Vatican surprised at Filipinos inspiring acts for Pope’s visit
MANILA, Philippines—The Vatican has lauded the Filipinos’ “faith-inspired activities” to ensure spiritual readiness for the visit of Pope Francis in January.
According to Manila Archbishop Luis Antonio Cardinal Tagle, papal visit committee head, Vatican officials were pleased that Filipino Catholics understand the real essence of the Pope’s visit.
“Officials in Rome were surprised to find that the Philippines is doing preparations aimed at developing spirituality and faith. They claim it is the first time a country that will be visited by a Pope has something like this,” said Tagle, as quoted in an article posted on Papalvisit.ph, the official website for the papal visit.
These “faith-inspired activities” include the recollection for journalists and papal visit committee members held at the University of Santo Tomas on Dec. 3.

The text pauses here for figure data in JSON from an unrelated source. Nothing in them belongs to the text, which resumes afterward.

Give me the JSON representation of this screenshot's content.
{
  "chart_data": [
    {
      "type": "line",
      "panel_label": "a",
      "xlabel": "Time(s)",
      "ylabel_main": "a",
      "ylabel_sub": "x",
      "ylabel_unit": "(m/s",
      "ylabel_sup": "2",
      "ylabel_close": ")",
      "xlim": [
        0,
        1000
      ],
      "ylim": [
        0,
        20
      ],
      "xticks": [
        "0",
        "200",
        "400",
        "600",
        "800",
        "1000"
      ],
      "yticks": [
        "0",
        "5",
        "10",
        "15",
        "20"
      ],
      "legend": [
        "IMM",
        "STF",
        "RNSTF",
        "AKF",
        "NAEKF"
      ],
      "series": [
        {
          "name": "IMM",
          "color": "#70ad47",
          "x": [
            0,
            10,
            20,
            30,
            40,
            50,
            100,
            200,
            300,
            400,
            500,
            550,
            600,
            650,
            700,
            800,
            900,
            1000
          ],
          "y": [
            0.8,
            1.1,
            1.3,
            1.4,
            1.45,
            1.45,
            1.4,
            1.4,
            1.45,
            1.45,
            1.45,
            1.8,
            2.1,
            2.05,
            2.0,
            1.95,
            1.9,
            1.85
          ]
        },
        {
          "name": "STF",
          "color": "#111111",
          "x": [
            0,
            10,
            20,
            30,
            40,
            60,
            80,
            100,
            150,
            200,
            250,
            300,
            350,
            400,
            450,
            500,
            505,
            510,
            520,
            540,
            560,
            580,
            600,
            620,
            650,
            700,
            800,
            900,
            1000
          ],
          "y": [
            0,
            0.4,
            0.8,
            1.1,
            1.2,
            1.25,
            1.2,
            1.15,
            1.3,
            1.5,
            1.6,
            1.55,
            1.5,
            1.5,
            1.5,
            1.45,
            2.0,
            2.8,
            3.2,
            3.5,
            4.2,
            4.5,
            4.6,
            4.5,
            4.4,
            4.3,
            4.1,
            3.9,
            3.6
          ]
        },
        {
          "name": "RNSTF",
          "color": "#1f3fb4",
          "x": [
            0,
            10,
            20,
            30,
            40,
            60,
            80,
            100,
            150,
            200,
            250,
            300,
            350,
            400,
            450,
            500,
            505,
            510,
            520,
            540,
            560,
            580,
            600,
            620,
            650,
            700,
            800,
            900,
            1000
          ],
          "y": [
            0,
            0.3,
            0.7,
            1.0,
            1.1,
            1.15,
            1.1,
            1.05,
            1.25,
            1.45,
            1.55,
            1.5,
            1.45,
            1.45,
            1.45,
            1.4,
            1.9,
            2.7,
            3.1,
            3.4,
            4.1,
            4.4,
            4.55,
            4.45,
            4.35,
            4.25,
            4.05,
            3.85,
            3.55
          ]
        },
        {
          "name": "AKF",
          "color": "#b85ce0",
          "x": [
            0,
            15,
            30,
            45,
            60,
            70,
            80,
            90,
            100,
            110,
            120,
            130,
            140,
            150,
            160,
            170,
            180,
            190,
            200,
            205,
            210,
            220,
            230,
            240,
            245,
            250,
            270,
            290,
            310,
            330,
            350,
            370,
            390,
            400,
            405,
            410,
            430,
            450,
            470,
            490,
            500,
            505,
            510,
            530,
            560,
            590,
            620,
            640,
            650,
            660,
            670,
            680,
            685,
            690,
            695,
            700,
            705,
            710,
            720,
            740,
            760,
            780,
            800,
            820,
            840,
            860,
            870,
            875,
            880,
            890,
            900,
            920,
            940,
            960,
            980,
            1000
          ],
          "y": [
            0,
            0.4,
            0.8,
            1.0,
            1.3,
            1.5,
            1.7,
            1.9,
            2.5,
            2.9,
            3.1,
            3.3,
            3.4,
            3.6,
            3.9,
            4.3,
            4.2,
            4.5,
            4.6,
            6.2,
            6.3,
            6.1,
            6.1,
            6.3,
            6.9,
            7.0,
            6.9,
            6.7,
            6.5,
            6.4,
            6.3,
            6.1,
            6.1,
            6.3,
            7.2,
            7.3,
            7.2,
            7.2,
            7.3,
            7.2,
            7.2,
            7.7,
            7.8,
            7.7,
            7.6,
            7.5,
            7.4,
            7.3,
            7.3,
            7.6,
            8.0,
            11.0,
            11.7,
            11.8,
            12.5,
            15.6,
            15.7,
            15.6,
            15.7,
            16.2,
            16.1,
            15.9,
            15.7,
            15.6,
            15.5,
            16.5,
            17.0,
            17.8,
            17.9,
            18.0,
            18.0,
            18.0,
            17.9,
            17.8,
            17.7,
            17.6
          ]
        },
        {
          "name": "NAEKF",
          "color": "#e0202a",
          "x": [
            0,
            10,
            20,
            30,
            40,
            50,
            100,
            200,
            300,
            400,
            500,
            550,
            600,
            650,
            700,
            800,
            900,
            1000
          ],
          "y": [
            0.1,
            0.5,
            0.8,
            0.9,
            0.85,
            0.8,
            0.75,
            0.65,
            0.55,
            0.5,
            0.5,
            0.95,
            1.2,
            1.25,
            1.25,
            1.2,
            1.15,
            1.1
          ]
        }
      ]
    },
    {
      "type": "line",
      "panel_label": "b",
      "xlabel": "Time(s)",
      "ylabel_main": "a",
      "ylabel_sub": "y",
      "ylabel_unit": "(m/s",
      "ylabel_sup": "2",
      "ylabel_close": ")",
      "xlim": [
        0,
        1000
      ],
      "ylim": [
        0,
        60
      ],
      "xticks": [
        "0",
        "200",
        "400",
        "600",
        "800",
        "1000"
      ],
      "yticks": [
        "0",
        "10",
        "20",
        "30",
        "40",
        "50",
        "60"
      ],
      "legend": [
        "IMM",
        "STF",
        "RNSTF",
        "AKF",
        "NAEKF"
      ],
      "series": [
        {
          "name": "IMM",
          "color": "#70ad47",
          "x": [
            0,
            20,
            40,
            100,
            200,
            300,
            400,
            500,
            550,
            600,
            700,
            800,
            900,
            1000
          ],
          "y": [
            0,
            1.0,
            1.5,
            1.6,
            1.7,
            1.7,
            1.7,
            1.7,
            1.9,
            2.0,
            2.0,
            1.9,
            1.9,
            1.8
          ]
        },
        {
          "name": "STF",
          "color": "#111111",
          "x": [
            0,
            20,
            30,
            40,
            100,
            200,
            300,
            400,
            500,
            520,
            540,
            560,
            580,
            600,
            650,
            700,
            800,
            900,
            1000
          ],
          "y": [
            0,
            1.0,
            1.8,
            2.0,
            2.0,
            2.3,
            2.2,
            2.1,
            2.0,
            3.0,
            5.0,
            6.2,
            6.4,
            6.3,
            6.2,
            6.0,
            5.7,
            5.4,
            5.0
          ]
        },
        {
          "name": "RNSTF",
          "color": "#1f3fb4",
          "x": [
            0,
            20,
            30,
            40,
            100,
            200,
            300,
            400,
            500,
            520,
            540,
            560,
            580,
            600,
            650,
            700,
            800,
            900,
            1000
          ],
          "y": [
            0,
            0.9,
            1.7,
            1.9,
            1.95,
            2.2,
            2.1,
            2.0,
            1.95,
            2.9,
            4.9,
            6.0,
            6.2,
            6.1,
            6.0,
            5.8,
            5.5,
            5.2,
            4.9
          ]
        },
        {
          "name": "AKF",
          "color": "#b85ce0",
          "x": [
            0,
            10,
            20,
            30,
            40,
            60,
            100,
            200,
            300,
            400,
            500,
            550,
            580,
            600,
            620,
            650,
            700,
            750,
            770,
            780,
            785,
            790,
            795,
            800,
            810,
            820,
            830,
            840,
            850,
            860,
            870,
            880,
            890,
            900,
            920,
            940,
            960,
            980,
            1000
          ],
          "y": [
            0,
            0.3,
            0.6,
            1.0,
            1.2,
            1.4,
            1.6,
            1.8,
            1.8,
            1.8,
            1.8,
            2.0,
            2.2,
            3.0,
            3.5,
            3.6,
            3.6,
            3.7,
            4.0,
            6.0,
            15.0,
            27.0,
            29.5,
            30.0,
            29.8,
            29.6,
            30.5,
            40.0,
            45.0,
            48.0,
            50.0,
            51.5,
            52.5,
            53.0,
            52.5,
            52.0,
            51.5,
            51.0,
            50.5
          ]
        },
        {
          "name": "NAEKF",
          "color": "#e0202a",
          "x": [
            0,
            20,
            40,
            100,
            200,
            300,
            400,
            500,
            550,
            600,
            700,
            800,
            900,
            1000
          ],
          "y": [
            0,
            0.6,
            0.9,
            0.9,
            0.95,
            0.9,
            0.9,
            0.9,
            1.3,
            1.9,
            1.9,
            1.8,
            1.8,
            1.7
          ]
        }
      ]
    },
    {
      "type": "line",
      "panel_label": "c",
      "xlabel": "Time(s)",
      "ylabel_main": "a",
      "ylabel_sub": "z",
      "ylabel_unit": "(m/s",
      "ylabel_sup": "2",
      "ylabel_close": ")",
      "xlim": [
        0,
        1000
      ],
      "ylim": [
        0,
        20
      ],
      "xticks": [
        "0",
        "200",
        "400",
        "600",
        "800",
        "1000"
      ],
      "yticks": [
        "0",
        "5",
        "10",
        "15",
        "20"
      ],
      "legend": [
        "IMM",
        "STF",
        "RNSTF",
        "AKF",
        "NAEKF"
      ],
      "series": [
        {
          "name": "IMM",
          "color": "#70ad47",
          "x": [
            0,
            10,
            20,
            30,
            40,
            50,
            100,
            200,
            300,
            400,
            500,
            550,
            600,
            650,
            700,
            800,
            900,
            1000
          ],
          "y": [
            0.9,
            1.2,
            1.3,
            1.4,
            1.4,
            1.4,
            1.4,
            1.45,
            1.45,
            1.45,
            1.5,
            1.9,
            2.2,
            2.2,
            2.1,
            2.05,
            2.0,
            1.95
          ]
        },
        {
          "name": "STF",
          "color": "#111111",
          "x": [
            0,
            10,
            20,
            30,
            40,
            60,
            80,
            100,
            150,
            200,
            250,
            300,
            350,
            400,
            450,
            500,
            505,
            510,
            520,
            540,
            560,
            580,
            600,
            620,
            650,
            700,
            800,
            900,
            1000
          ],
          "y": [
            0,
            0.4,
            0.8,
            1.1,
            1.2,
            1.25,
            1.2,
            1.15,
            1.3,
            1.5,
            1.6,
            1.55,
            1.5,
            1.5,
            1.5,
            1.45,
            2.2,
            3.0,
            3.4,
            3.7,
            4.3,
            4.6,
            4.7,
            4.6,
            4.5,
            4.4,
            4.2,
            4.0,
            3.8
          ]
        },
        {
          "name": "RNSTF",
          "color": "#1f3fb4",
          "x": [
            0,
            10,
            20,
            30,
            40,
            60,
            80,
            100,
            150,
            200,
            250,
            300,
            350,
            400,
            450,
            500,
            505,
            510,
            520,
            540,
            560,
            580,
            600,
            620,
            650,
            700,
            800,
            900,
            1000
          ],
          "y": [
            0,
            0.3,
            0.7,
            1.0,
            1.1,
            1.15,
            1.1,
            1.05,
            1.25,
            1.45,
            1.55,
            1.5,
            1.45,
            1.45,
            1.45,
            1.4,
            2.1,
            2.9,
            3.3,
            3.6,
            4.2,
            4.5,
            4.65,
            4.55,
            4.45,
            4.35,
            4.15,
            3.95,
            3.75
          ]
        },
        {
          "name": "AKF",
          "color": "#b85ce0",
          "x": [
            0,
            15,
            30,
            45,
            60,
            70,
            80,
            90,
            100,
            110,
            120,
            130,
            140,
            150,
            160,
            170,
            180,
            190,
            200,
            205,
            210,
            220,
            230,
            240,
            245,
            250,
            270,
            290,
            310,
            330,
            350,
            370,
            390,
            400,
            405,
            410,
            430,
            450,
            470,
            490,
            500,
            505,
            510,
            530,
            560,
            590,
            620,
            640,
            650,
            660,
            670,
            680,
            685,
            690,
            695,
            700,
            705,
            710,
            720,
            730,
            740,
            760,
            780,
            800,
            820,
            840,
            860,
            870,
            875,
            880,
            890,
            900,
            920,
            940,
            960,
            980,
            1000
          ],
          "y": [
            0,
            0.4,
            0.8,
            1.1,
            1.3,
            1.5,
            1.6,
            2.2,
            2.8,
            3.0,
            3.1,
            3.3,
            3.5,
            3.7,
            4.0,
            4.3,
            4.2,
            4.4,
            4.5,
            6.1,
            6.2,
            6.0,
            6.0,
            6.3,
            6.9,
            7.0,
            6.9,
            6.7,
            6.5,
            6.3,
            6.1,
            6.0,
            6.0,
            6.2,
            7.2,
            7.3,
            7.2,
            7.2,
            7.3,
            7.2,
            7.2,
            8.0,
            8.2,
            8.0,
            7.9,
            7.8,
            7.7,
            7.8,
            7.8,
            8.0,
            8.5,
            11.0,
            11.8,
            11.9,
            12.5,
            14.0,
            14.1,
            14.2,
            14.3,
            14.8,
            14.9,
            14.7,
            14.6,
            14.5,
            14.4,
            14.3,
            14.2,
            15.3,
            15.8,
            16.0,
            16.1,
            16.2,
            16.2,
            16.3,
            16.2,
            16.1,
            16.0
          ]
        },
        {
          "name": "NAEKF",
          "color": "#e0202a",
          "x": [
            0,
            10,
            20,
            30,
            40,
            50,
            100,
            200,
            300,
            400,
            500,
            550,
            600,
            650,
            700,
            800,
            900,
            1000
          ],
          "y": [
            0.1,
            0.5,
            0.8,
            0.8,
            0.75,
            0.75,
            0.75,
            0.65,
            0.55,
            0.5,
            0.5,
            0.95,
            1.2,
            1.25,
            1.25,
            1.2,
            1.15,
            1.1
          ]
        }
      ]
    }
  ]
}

The Archbishop of Manila said, however, that cultivating faith should continue even after the spiritual activities.
Pasig Bishop Mylo Hubert Vergara, chair for the papal visit committee on information and media relations, said the preparation for the occasion—coinciding with the Advent season or the preparation for the Lord’s coming—is also a reminder that a “simple, low-key” event is needed.
Vergara said the faithful should prepare for a “unique, special and varied” encounter during the Pope’s visit that mirrors God in the person of the Holy Father.
“This is an opportune time to also realize that Pope Francis is the Vicar of Christ on earth. [The Pope’s] visit can be seen as the visit of God to each of us,” Vergara said during the recollection.
At the Vatican, Filipino priests are holding a prayer vigil after hearing the news of another strong typhoon that was about to hit the country, according to Borongan Bishop Crispin Varquez.
Varquez made the statement in a homily hours before the expected landfall of Typhoon “Ruby” (international name: Hagupit) in Eastern Visayas yesterday evening.
“God is one with us during this time of pain,” he said.
In his homily delivered in Waray, Varquez appealed to the residents to be “thoughtful” of each other during disasters such as this even as he appealed to local business owners not to take advantage of the typhoon by raising the prices of basic commodities.
Varquez celebrated a special Mass on Saturday morning at the Bishop’s residence here, where at least 132 families (722 people) had been seeking shelter from the storm since Friday evening.
The evacuees, mostly the women, settled on the cartons and mattresses as they prayed for safety.
Heavy rains began pounding Eastern Samar before noon on Saturday. In Barangay B, a coastal village here, waves were seen rising to nearly 2 meters. Power supply was also interrupted in this city and in the municipality of Dolores.
In Dolores town, residents from Barangay Buenavista on Friday buried Basilio Sumook, a man in his 70s, before fleeing to the evacuation center at Dolores Central Elementary School.
After the storm
Parish priest Juan Adamson Albert from Dolores said the man died of heart attack when told of the coming strong typhoon.
In an interview after the Mass, Varquez expressed confidence that the scheduled visit of Pope Francis next month will push through, even after the disasters that struck the country.
The Pope is scheduled to visit Tacloban City in Leyte, which was hardest hit by Supertyphoon “Yolanda” in November 2013.
Rev. Neil Tenefrancia, the diocese’s communications officer, said he was in constant communication, through social media, with the Filipino priests in Vatican City, who told him that a prayer vigil was in progress.
“We will see the Pope himself,” Varquez told the evacuees. “But to those who do not have the money for the fare to [Tacloban City], you can watch him on TV,” Varquez told the evacuees.
Varquez also officiated a Mass at Seminario de Jesus Nazareno, also here, which houses at least 697 people.
“What he (the Pope) would see (during the visit to the Philippines) is something fresh from a typhoon,” Tenefrancia said.